1°) de modifier l'ordonnance n° 2104693 du 13 juillet 2021 en assortissant l'injonction qu'elle prévoit d'une astreinte de 250 euros par jour de retard à compter de l'expiration d'un délai de vingt-quatre heures à compter de la notification de la décision à intervenir ;

2°) de mettre à la charge de l'État une somme de 1 500 euros sur le fondement de l'article L. 761-1 du code de justice administrative.

Vu les autres pièces du dossier.

Vu :

- le code de l'entrée et du séjour des étrangers et du droit d'asile ;

- la loi n° 91-647 du 10 juillet 1991 ;

- le code de justice administrative.

Le président du tribunal a désigné M. Terme, vice-président, en application de l'article L. 511-2 du code de justice administrative, pour statuer en matière de référés.

Considérant ce qui suit :

1. D'une part, aux termes du premier alinéa de l'article L. 521-3 du code de justice administrative : " En cas d'urgence et sur simple requête qui sera recevable même en l'absence de décision administrative préalable, le juge des référés peut ordonner toutes autres mesures utiles sans faire obstacle à l'exécution d'aucune décision administrative ". Il résulte des dispositions combinées des articles L. 511-1 et L. 521-3 du code de justice administrative que, saisi sur le fondement de cette dernière disposition d'une demande qui n'est pas manifestement insusceptible de se rattacher à un litige relevant de la compétence du juge administratif, le juge des référés peut prescrire toutes mesures ayant un caractère provisoire ou conservatoire, à condition que ces mesures soient utiles, justifiées par l'urgence, ne fassent obstacle à l'exécution d'aucune décision administrative et ne se heurtent à aucune contestation sérieuse.

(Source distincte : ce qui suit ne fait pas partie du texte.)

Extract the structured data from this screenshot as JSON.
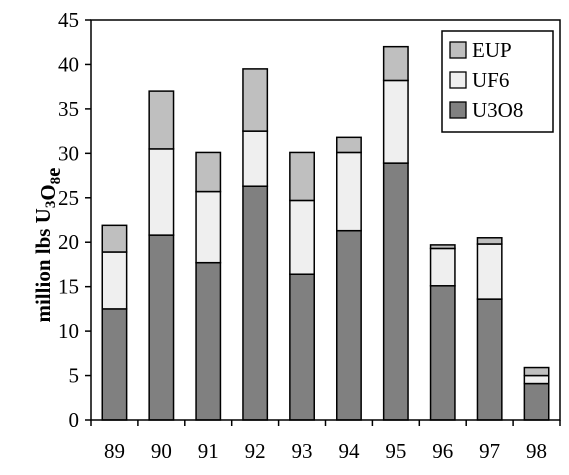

2. D'autre part, aux termes de l'article L. 521-4 du même code : " Saisi par toute personne intéressée, le juge des référés peut, à tout moment, au vu d'un élément nouveau, modifier les mesures qu'il avait ordonnées ou y mettre fin. ".

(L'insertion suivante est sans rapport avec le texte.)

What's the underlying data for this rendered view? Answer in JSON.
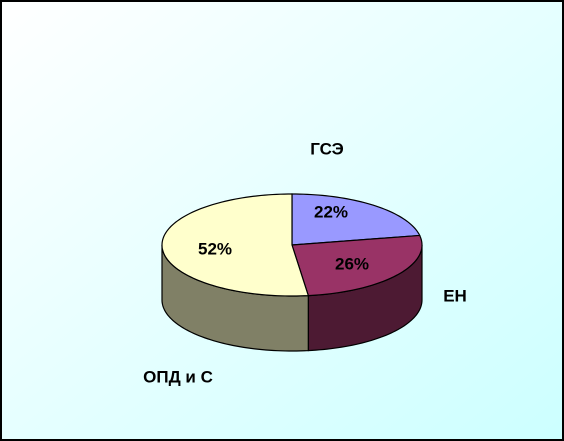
{
  "chart_data": {
    "type": "pie3d",
    "categories": [
      "ГСЭ",
      "ЕН",
      "ОПД и С"
    ],
    "values": [
      22,
      26,
      52
    ],
    "value_labels": [
      "22%",
      "26%",
      "52%"
    ],
    "colors": [
      "#9999ff",
      "#993366",
      "#ffffcc"
    ]
  }
}
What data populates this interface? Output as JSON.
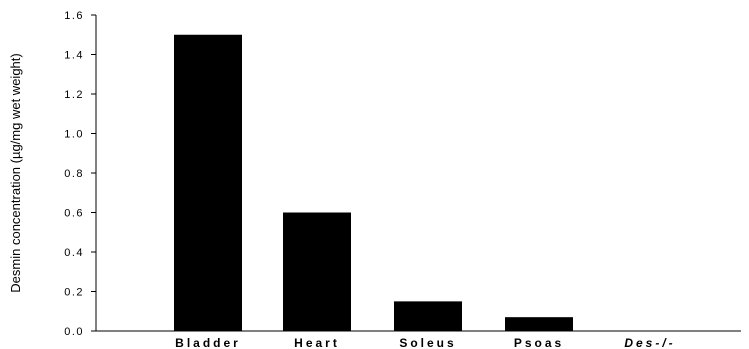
{
  "chart_data": {
    "type": "bar",
    "title": "",
    "xlabel": "",
    "ylabel": "Desmin concentration (µg/mg wet weight)",
    "categories": [
      "Bladder",
      "Heart",
      "Soleus",
      "Psoas",
      "Des-/-"
    ],
    "italic_categories": [
      "Des-/-"
    ],
    "values": [
      1.5,
      0.6,
      0.15,
      0.07,
      0.0
    ],
    "ylim": [
      0,
      1.6
    ],
    "yticks": [
      "0.0",
      "0.2",
      "0.4",
      "0.6",
      "0.8",
      "1.0",
      "1.2",
      "1.4",
      "1.6"
    ],
    "bar_color": "#000000",
    "grid": false,
    "legend": "none"
  }
}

3. Par une ordonnance n° 2104693 du 13 juillet 2021, le juge des référés du tribunal, considérant que les récépissés délivrés à M. B les 23 août 2019 et 9 mars 2021 laissaient apparaître qu'une carte de résident valable jusqu'au 6 décembre 2027 lui avait été accordée, a enjoint au préfet du Nord de lui remettre, dans un délai de dix jours à compter de la notification de cette ordonnance, ce titre de séjour valable jusqu'au 6 décembre 2027. M. B demande au juge des référés, statuant sur le fondement des dispositions de l'article L. 521-4, d'assortir l'injonction prononcée par cette ordonnance d'une astreinte de 250 euros par jour de retard à compter de l'expiration d'un délai de vingt-quatre heures à compter de la notification de la décision à intervenir.

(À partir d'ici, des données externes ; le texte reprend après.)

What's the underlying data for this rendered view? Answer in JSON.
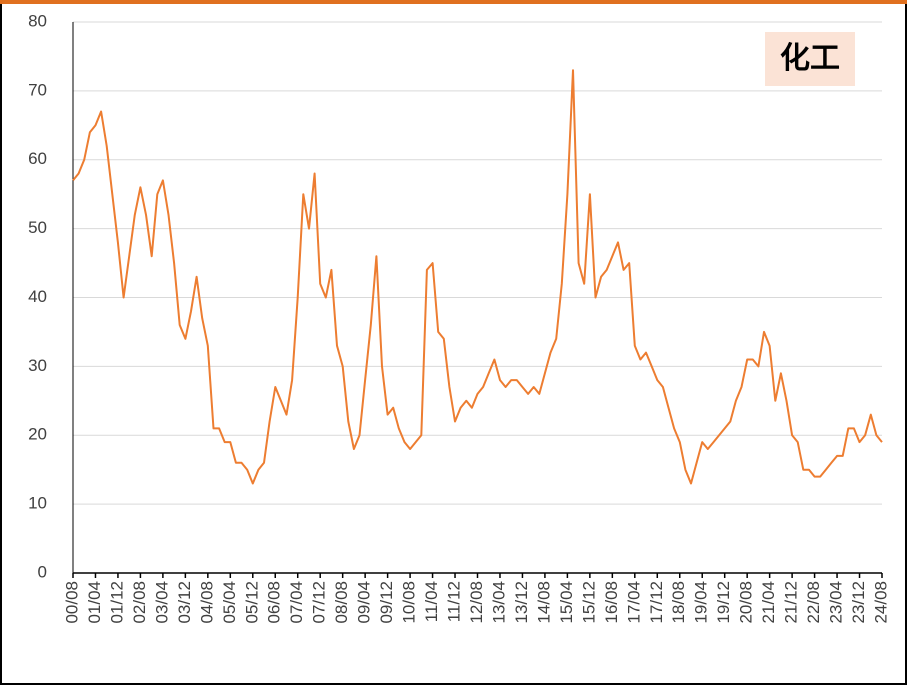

4. D'une part, M. B ne soutient pas avoir recherché l'exécution de l'ordonnance mentionnée au point précédent depuis qu'elle a été rendue il y a plus de trois ans. D'autre part, il résulte de l'instruction que le préfet du Nord a décidé de délivrer à M. B, en cours d'instance, un titre de séjour valable du 12 septembre 2024 au 11 septembre 2025. Il s'ensuit que la condition d'urgence ne peut être regardée comme remplie, et que la demande de M. B, qui tend à ce que le préfet abroge cette dernière décision pour lui substituer une décision de délivrance d'un nouveau titre de séjour d'une durée de validité de dix ans, ferait nécessairement obstacle à l'exécution de celle-ci. La requête de M. B doit, par suite, être rejetée en toutes ses conclusions.

O R D O N N E :

Article 1er : La requête de M. B est rejetée.

Article 2 : La présente ordonnance sera notifiée à M. A B et au préfet du Nord.

Fait à Lille, le 6 décembre 2024.

Le juge des référés,

Signé,

D. TERME

La République mande et ordonne au ministre de l'intérieur en ce qui le concerne ou à tous commissaires de justice à ce requis en ce qui concerne les voies de droit commun contre les parties privées, de pourvoir à l'exécution de la présente ordonnance.